Klaus Breiner widerlegt in seinem exklusiven Essay für finews.first einige Vorurteile gegenüber Biotech-Risikokapital in der Schweiz.


Dieser Beitrag erscheint in der Rubrik finews.first. Darin nehmen Autorinnen und Autoren wöchentlich Stellung zu Wirtschafts- und Finanzthemen. Die Texte erscheinen auf Deutsch und Englisch. Die Auswahl der Texte liegt bei finews.ch.


1. Biotech-Venture-Fonds gleichen einem Roulette-Rad der Börse.

Man muss zwischen biologischen und chemischen Medikamenten unterscheiden. Bei letzteren erreicht eines von 13 Präparaten den Markt, bei biologischen Präparaten schafft es dagegen jedes dritte. Die Forschung ist in den vergangenen 20 Jahren so weit fortgeschritten, dass man heute viel mehr zielgerichtete Medikamente entwickeln und besser präklinisch erproben kann – mit entsprechend deutlich höheren Erfolgsraten.
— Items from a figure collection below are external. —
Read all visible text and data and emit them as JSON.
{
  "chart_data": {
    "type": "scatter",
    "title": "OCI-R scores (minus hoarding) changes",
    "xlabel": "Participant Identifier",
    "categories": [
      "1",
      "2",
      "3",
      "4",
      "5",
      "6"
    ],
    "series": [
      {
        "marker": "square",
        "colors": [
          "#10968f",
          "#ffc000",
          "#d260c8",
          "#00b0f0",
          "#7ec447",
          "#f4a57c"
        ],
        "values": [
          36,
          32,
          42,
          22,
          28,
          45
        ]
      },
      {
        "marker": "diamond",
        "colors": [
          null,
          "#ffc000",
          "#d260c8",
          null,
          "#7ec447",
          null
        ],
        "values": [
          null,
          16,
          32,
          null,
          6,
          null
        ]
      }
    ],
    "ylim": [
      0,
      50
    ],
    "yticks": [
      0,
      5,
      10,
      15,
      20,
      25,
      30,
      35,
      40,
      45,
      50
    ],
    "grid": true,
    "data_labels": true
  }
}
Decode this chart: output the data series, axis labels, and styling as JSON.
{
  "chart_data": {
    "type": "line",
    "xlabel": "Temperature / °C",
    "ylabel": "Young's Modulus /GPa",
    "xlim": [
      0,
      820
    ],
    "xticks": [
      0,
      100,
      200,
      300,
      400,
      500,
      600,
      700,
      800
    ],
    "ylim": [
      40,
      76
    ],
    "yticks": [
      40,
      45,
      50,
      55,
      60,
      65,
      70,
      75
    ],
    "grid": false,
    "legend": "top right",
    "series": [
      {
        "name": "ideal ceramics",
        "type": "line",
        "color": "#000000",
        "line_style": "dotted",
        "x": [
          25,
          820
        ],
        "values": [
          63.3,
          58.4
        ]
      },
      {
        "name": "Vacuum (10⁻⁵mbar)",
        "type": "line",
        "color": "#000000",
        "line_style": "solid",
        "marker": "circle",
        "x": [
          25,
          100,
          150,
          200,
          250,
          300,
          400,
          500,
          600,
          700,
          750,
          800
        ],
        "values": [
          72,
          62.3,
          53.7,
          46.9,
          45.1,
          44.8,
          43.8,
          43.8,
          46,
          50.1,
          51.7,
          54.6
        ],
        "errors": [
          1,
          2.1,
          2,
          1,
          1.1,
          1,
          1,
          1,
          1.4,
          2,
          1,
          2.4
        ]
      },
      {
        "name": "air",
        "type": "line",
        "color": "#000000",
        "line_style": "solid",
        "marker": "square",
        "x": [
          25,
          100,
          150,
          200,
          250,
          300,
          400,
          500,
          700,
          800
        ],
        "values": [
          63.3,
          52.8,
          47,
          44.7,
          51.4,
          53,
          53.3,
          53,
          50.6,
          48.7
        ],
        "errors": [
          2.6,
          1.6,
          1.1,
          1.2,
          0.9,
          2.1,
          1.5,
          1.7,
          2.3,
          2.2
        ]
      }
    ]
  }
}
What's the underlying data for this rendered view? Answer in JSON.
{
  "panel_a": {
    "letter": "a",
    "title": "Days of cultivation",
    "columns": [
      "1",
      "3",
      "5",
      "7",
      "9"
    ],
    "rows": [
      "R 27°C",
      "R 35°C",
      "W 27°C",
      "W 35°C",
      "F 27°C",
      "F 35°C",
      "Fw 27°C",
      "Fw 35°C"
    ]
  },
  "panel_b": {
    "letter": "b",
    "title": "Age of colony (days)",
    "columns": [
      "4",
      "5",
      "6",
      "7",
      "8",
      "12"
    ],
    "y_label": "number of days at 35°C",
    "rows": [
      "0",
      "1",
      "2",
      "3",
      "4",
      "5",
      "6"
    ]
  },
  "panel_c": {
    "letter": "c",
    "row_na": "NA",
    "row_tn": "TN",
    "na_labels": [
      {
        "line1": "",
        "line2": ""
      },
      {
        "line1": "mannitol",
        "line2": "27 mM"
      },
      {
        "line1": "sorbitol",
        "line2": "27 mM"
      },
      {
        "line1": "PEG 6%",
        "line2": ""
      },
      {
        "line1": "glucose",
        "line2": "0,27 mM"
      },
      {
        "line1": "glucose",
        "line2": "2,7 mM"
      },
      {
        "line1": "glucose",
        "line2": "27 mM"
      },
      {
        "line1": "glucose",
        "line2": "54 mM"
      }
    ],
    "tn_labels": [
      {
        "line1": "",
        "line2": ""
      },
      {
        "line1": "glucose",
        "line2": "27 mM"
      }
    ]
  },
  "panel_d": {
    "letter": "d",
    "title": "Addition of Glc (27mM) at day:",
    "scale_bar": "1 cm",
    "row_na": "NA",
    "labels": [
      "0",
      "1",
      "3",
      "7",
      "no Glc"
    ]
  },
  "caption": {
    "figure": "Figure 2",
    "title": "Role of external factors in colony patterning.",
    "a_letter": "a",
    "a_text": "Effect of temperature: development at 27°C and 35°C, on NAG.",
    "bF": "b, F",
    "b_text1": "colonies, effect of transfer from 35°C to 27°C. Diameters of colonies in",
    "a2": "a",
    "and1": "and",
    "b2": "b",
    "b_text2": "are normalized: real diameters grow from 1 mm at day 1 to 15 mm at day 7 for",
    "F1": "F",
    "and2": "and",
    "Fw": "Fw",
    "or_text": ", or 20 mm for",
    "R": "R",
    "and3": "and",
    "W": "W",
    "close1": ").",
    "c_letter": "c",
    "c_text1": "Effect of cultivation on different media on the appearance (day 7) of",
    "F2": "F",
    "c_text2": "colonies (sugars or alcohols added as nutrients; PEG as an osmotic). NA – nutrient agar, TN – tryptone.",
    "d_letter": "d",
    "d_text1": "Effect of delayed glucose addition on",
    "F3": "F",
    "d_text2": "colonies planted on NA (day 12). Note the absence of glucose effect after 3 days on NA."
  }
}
Hat ein Medikament schliesslich die Zulassung erhalten, gibt es meist auch einen sehr grossen Markt aufgrund des hohen medizinischen Bedarfs – im Gegensatz zu vielen Startups anderer Branchen, die teils gar keinen Markt haben.

2. Die Schweiz ist als Standort für Risikokapitalfirmen viel zu klein.

Dank ihrer exzellenten Hochschullandschaft und zwei der drei weltweit grössten Pharmakonzerne, Roche und Novartis in Basel, ist die Schweiz im Bereich Biotechnologie extrem stark.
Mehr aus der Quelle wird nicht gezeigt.